The land deal was struck with support from Communities Housing Trust, Highlands & Islands Enterprise, Argyll and Bute Council and seafood giant MOWI, which will provide additional homes for its workers.
Work on the first community-backed properties will start in summer.
Colonsay owner Alex Howard, who prefers not to use his “old hat” Lord Strathcona title, says the land was “heavily discounted”, however, some islanders suggest it might have simply been handed over as a goodwill gesture instead.
“The island is treated as a business,” says one. “We understand that in some respects, but they could have done more not to rub people up the wrong way.
“I suspect they think that by selling the land they’ve done the island a huge favour, but they could have just given it to the community.”
The laird, meanwhile, whose ancestor Sir Donald A. Smith bought Colonsay in 1905 after rising from crofter’s son to become one of Canada’s richest men and famed for his philanthropy, dismisses suggestions that island landowners could do more to ease property problems.
“That’s a record played many times,” he says. “It’s too easy for people to point the finger at landowners, farmers or estates like ours and say it’s all their fault. It very seldom tends to be the case.
“We absolutely recognise the need for community and working with the community. However, it’s very complicated. You can’t click your fingers and say ‘you’ll have a lot of houses and a lot of jobs’. There are no guarantees in life these days.”

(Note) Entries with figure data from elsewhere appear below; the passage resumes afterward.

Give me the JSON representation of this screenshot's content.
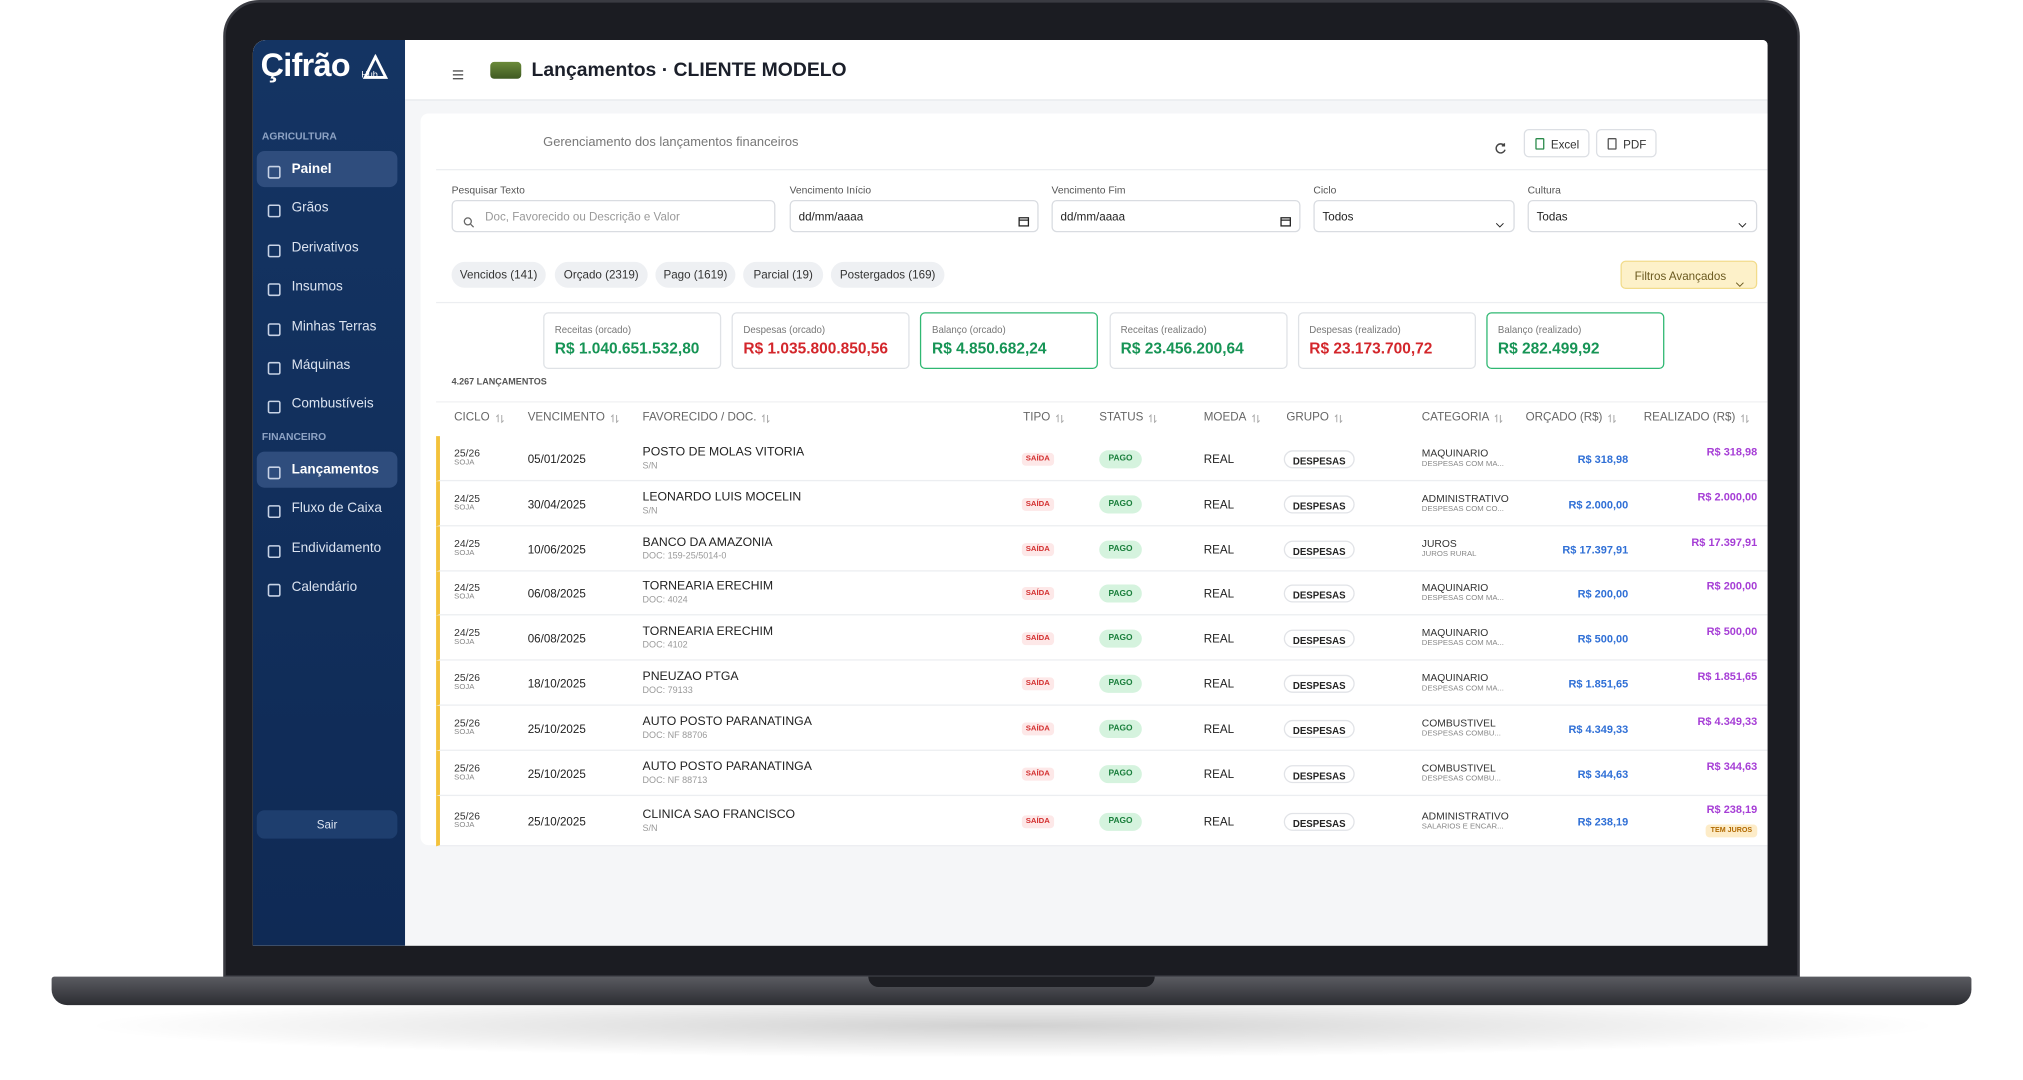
{
  "brand": {
    "name": "Çifrão",
    "sub": "Hub"
  },
  "sidebar": {
    "sections": [
      {
        "title": "AGRICULTURA",
        "items": [
          "Painel",
          "Grãos",
          "Derivativos",
          "Insumos",
          "Minhas Terras",
          "Máquinas",
          "Combustíveis"
        ]
      },
      {
        "title": "FINANCEIRO",
        "items": [
          "Lançamentos",
          "Fluxo de Caixa",
          "Endividamento",
          "Calendário"
        ]
      }
    ],
    "logout": "Sair"
  },
  "header": {
    "title": "Lançamentos · CLIENTE MODELO",
    "subtitle": "Gerenciamento dos lançamentos financeiros",
    "buttons": [
      "Excel",
      "PDF"
    ]
  },
  "filters": [
    {
      "label": "Pesquisar Texto",
      "text": "Doc, Favorecido ou Descrição e Valor"
    },
    {
      "label": "Vencimento Início",
      "text": "dd/mm/aaaa"
    },
    {
      "label": "Vencimento Fim",
      "text": "dd/mm/aaaa"
    },
    {
      "label": "Ciclo",
      "text": "Todos"
    },
    {
      "label": "Cultura",
      "text": "Todas"
    }
  ],
  "chips": [
    "Vencidos (141)",
    "Orçado (2319)",
    "Pago (1619)",
    "Parcial (19)",
    "Postergados (169)"
  ],
  "advanced": "Filtros Avançados",
  "summary": [
    {
      "label": "Receitas (orcado)",
      "value": "R$ 1.040.651.532,80"
    },
    {
      "label": "Despesas (orcado)",
      "value": "R$ 1.035.800.850,56"
    },
    {
      "label": "Balanço (orcado)",
      "value": "R$ 4.850.682,24"
    },
    {
      "label": "Receitas (realizado)",
      "value": "R$ 23.456.200,64"
    },
    {
      "label": "Despesas (realizado)",
      "value": "R$ 23.173.700,72"
    },
    {
      "label": "Balanço (realizado)",
      "value": "R$ 282.499,92"
    }
  ],
  "table": {
    "count": "4.267 LANÇAMENTOS",
    "columns": [
      "CICLO",
      "VENCIMENTO",
      "FAVORECIDO / DOC.",
      "TIPO",
      "STATUS",
      "MOEDA",
      "GRUPO",
      "CATEGORIA",
      "ORÇADO (R$)",
      "REALIZADO (R$)"
    ],
    "rows": [
      {
        "ciclo": "25/26",
        "cultura": "SOJA",
        "venc": "05/01/2025",
        "fav": "POSTO DE MOLAS VITORIA",
        "doc": "S/N",
        "tipo": "SAÍDA",
        "status": "PAGO",
        "moeda": "REAL",
        "grupo": "DESPESAS",
        "cat": "MAQUINARIO",
        "sub": "DESPESAS COM MA...",
        "orcado": "R$ 318,98",
        "realizado": "R$ 318,98"
      },
      {
        "ciclo": "24/25",
        "cultura": "SOJA",
        "venc": "30/04/2025",
        "fav": "LEONARDO LUIS MOCELIN",
        "doc": "S/N",
        "tipo": "SAÍDA",
        "status": "PAGO",
        "moeda": "REAL",
        "grupo": "DESPESAS",
        "cat": "ADMINISTRATIVO",
        "sub": "DESPESAS COM CO...",
        "orcado": "R$ 2.000,00",
        "realizado": "R$ 2.000,00"
      },
      {
        "ciclo": "24/25",
        "cultura": "SOJA",
        "venc": "10/06/2025",
        "fav": "BANCO DA AMAZONIA",
        "doc": "DOC: 159-25/5014-0",
        "tipo": "SAÍDA",
        "status": "PAGO",
        "moeda": "REAL",
        "grupo": "DESPESAS",
        "cat": "JUROS",
        "sub": "JUROS RURAL",
        "orcado": "R$ 17.397,91",
        "realizado": "R$ 17.397,91"
      },
      {
        "ciclo": "24/25",
        "cultura": "SOJA",
        "venc": "06/08/2025",
        "fav": "TORNEARIA ERECHIM",
        "doc": "DOC: 4024",
        "tipo": "SAÍDA",
        "status": "PAGO",
        "moeda": "REAL",
        "grupo": "DESPESAS",
        "cat": "MAQUINARIO",
        "sub": "DESPESAS COM MA...",
        "orcado": "R$ 200,00",
        "realizado": "R$ 200,00"
      },
      {
        "ciclo": "24/25",
        "cultura": "SOJA",
        "venc": "06/08/2025",
        "fav": "TORNEARIA ERECHIM",
        "doc": "DOC: 4102",
        "tipo": "SAÍDA",
        "status": "PAGO",
        "moeda": "REAL",
        "grupo": "DESPESAS",
        "cat": "MAQUINARIO",
        "sub": "DESPESAS COM MA...",
        "orcado": "R$ 500,00",
        "realizado": "R$ 500,00"
      },
      {
        "ciclo": "25/26",
        "cultura": "SOJA",
        "venc": "18/10/2025",
        "fav": "PNEUZAO PTGA",
        "doc": "DOC: 79133",
        "tipo": "SAÍDA",
        "status": "PAGO",
        "moeda": "REAL",
        "grupo": "DESPESAS",
        "cat": "MAQUINARIO",
        "sub": "DESPESAS COM MA...",
        "orcado": "R$ 1.851,65",
        "realizado": "R$ 1.851,65"
      },
      {
        "ciclo": "25/26",
        "cultura": "SOJA",
        "venc": "25/10/2025",
        "fav": "AUTO POSTO PARANATINGA",
        "doc": "DOC: NF 88706",
        "tipo": "SAÍDA",
        "status": "PAGO",
        "moeda": "REAL",
        "grupo": "DESPESAS",
        "cat": "COMBUSTIVEL",
        "sub": "DESPESAS COMBU...",
        "orcado": "R$ 4.349,33",
        "realizado": "R$ 4.349,33"
      },
      {
        "ciclo": "25/26",
        "cultura": "SOJA",
        "venc": "25/10/2025",
        "fav": "AUTO POSTO PARANATINGA",
        "doc": "DOC: NF 88713",
        "tipo": "SAÍDA",
        "status": "PAGO",
        "moeda": "REAL",
        "grupo": "DESPESAS",
        "cat": "COMBUSTIVEL",
        "sub": "DESPESAS COMBU...",
        "orcado": "R$ 344,63",
        "realizado": "R$ 344,63"
      },
      {
        "ciclo": "25/26",
        "cultura": "SOJA",
        "venc": "25/10/2025",
        "fav": "CLINICA SAO FRANCISCO",
        "doc": "S/N",
        "tipo": "SAÍDA",
        "status": "PAGO",
        "moeda": "REAL",
        "grupo": "DESPESAS",
        "cat": "ADMINISTRATIVO",
        "sub": "SALARIOS E ENCAR...",
        "orcado": "R$ 238,19",
        "realizado": "R$ 238,19",
        "tag": "TEM JUROS"
      }
    ]
  }
}
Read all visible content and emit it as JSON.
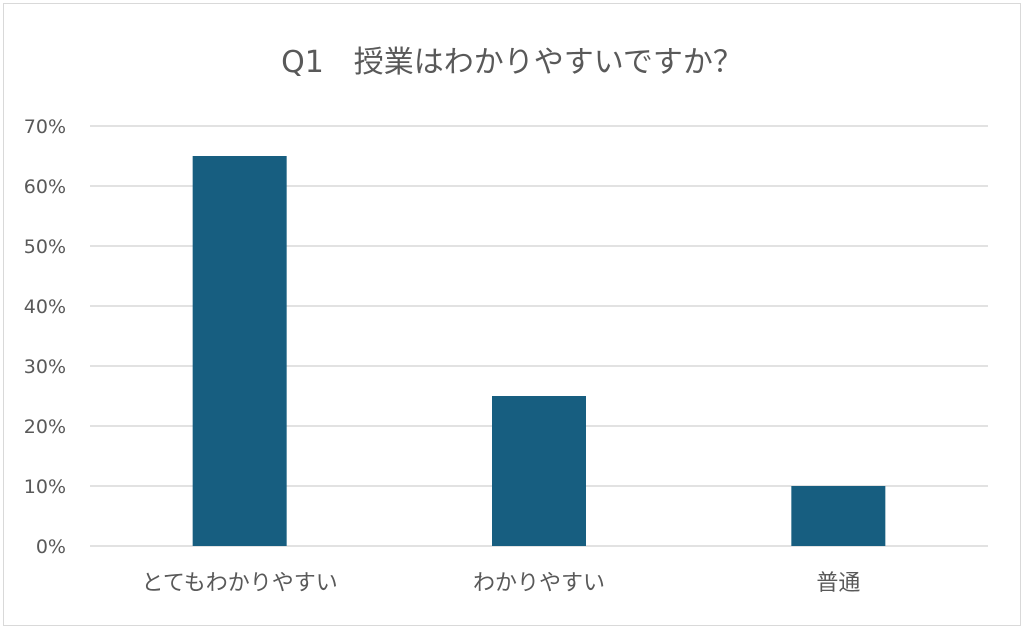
{
  "chart_data": {
    "type": "bar",
    "title": "Q1　授業はわかりやすいですか？",
    "categories": [
      "とてもわかりやすい",
      "わかりやすい",
      "普通"
    ],
    "values": [
      65,
      25,
      10
    ],
    "value_unit": "%",
    "ylim": [
      0,
      70
    ],
    "yticks": [
      "0%",
      "10%",
      "20%",
      "30%",
      "40%",
      "50%",
      "60%",
      "70%"
    ],
    "grid": true,
    "legend": "none",
    "colors": {
      "bar": "#175e80",
      "grid": "#d9d9d9",
      "text": "#595959",
      "border": "#d9d9d9"
    }
  }
}
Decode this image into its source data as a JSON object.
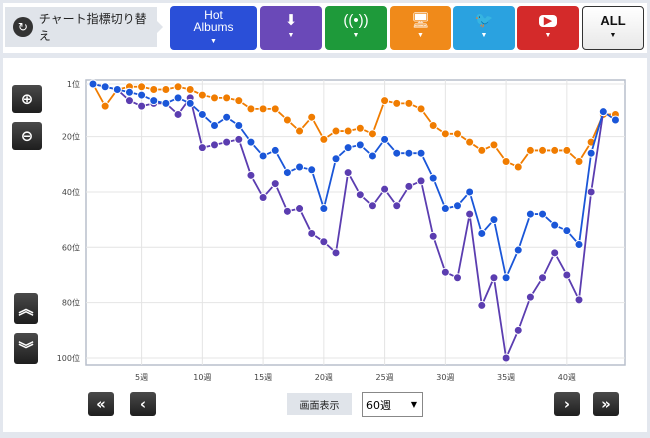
{
  "toolbar": {
    "label": "チャート指標切り替え",
    "buttons": [
      {
        "name": "hot-albums",
        "label1": "Hot",
        "label2": "Albums",
        "color": "#2a4fd8",
        "icon": "hot-albums"
      },
      {
        "name": "sales",
        "color": "#6a49b8",
        "icon": "download-cd-icon"
      },
      {
        "name": "radio",
        "color": "#1e9a3a",
        "icon": "radio-tower-icon"
      },
      {
        "name": "pc",
        "color": "#f08a1a",
        "icon": "pc-cd-icon"
      },
      {
        "name": "twitter",
        "color": "#2aa2e0",
        "icon": "twitter-icon"
      },
      {
        "name": "youtube",
        "color": "#d42a2a",
        "icon": "youtube-icon"
      },
      {
        "name": "all",
        "label1": "ALL",
        "color": "#ffffff",
        "icon": "all"
      }
    ]
  },
  "controls": {
    "display_label": "画面表示",
    "weeks_value": "60週"
  },
  "chart_data": {
    "type": "line",
    "ylim": [
      1,
      100
    ],
    "y_inverted": true,
    "yticks": [
      {
        "v": 1,
        "label": "1位"
      },
      {
        "v": 20,
        "label": "20位"
      },
      {
        "v": 40,
        "label": "40位"
      },
      {
        "v": 60,
        "label": "60位"
      },
      {
        "v": 80,
        "label": "80位"
      },
      {
        "v": 100,
        "label": "100位"
      }
    ],
    "xticks": [
      {
        "v": 5,
        "label": "5週"
      },
      {
        "v": 10,
        "label": "10週"
      },
      {
        "v": 15,
        "label": "15週"
      },
      {
        "v": 20,
        "label": "20週"
      },
      {
        "v": 25,
        "label": "25週"
      },
      {
        "v": 30,
        "label": "30週"
      },
      {
        "v": 35,
        "label": "35週"
      },
      {
        "v": 40,
        "label": "40週"
      }
    ],
    "xlim": [
      1,
      44
    ],
    "series": [
      {
        "name": "orange",
        "color": "#f07c00",
        "values": [
          1,
          9,
          3,
          2,
          2,
          3,
          3,
          2,
          3,
          5,
          6,
          6,
          7,
          10,
          10,
          10,
          14,
          18,
          13,
          21,
          18,
          18,
          17,
          19,
          7,
          8,
          8,
          10,
          16,
          19,
          19,
          22,
          25,
          23,
          29,
          31,
          25,
          25,
          25,
          25,
          29,
          22,
          12,
          12
        ]
      },
      {
        "name": "purple",
        "color": "#5b3db0",
        "values": [
          1,
          2,
          3,
          7,
          9,
          8,
          8,
          12,
          6,
          24,
          23,
          22,
          21,
          34,
          42,
          37,
          47,
          46,
          55,
          58,
          62,
          33,
          41,
          45,
          39,
          45,
          38,
          36,
          56,
          69,
          71,
          48,
          81,
          71,
          100,
          90,
          78,
          71,
          62,
          70,
          79,
          40,
          11
        ]
      },
      {
        "name": "blue",
        "color": "#1a56d8",
        "values": [
          1,
          2,
          3,
          4,
          5,
          7,
          8,
          6,
          8,
          12,
          16,
          13,
          16,
          22,
          27,
          25,
          33,
          31,
          32,
          46,
          28,
          24,
          23,
          27,
          21,
          26,
          26,
          26,
          35,
          46,
          45,
          40,
          55,
          50,
          71,
          61,
          48,
          48,
          52,
          54,
          59,
          26,
          11,
          14
        ]
      }
    ]
  }
}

As for the loss of homes for holiday lets, he adds: “We would never ask someone to move out to redeploy buildings. Houses became empty because people left them, not because we asked them to leave.
“We haven’t taken houses out of residential letting and turned them to self-catering units in some 20 years.”
Meanwhile, Alastair Redman, Argyll and Bute councillor for the area, suggests the new homes can be a turning point for the island.
“With land ownership comes responsibility to islands and the community. Where a community group wants to develop land we should not be throwing up barriers, we should be making it easier for this to happen.
“It’s much better when landowners and estates work with local communities to find local solutions. We don’t want landowners at loggerheads with local communities.”